Ce samedi 13 octobre se tenait la marche pour le climat dans différentes villes de France. Un événement visant à lutter contre les problèmes dûs au réchauffement climatique et à la pollution. Le rassemblement aurait fédéré des dizaines de milliers d’âmes : un succès considérable grandement porté par les médias numériques.

Les réseaux sociaux ont fédéré les citoyens et les associations

Pour assurer la communication de l’événement, ce ne sont pas moins de 6 grandes associations, dont GreenPeace ou Les Amis de la Terre, qui se sont mobilisées. Et là où elles ont fait fort, c’est qu’avec le soutien des associations locales des différentes villes, elles ont réussi à faire connaître le rassemblement dans toute la France en se servant uniquement des médias digitaux.

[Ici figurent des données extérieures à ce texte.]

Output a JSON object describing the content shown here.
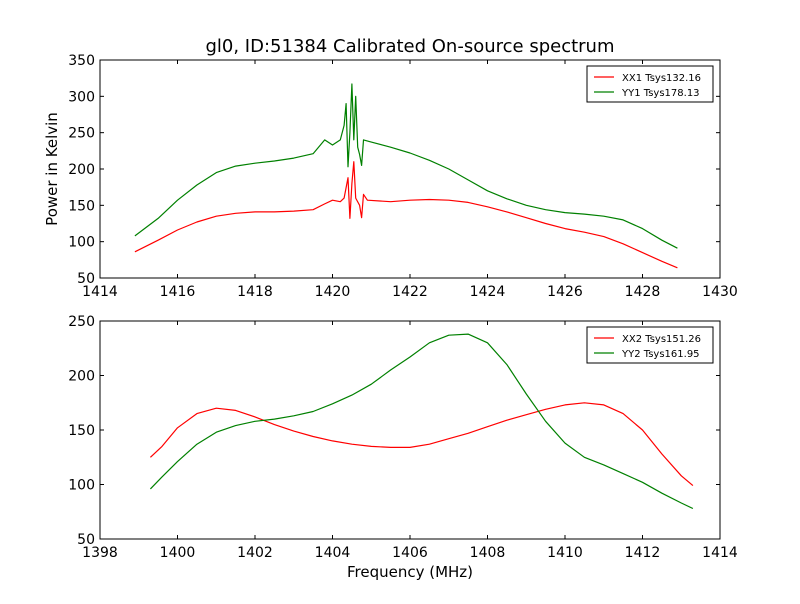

Les supports de communication, qui étaient essentiellement des vidéos, ont été partagées sur leurs pages Facebook et leurs sites. Ils ont ensuite été repris par des dizaines de milliers de citoyens. Ce bouche à oreille numérique, puis la réalisation des événements Facebook pour matérialiser l’envie d’agir, ont représenté l’essentiel de la communication selon Maxime Forest, un des porte-parole de la marche lyonnaise. Même si les journalistes leur ont donné de l’attention, l’événement s’est essentiellement fait connaître sans imprimer aucun tract, une statistique plutôt intéressante lorsqu’on lutte contre la pollution.

Une communication qui rappelle l’influence des youtubeurs et l’importance de la vidéo

On vous en parlait précédemment, aujourd’hui la vidéo est devenue l’argument principal de l’écrasante majorité des campagnes de communication sur les réseaux sociaux. Et la marche pour le climat a été là pour le rappeler. Le point d’orgue de sa campagne a été une vidéo portée par 19 youtubeurs. Publiée sur la page facebook “partager c’est sympa”, elle a réussi à atteindre les 8 millions de vues en moins d’une semaine, et a été à coup sûr le point déterminant de la médiatisation, particulièrement chez les jeunes.

Une organisation directement liée au numérique

Pour réaliser l’événement, les associations ont été soutenues par des centaines de bénévoles, et ceux-ci ont été recrutés via des formulaires en ligne. Pour gagner en pouvoir d’action et en adhérents, les organisateurs de la marche ont aussi créé le site ilestencoretemps.fr, qui va permettre de multiplier l’engagement et l’activité des soutiens de leur cause.

Un succès qui rappelle l’importance du numérique dans la réussite des actions associatives

Le succès de la marche pour le climat rappelle à quel point les associations comptent aujourd’hui sur les nouvelles technologies pour rassembler les esprits autour d’une cause. À grands renforts de vidéos sur YouTube ou Facebook, et de publications d’images, et de statistiques chocs sur les réseaux sociaux, elles réussissent à sensibiliser des millions de personnes à travers le monde.

Il serait aussi difficile de conclure cet article sans parler des pétitions en ligne, qui leur permettent d’avoir un poids politique et d’influencer beaucoup plus les débats politiques qu’on ne pourrait le croire. On se souvient encore de la pétition contre le chalutage profond (une méthode de pêche dangereuse pour l’écosystème marin) de Bloom, qui avait rassemblé 600 000 voix, ou encore celle de Avaaz contre le glyphosate, qu’on retrouve notamment dans le Roundup de Monsanto. Cette dernière, qui avait rassemblé plus de deux millions de voix, avait grandement influencé les discussions sur son interdiction au sein de l’UE selon Pavel Poc, député européen spécialisé sur les questions de santé publique.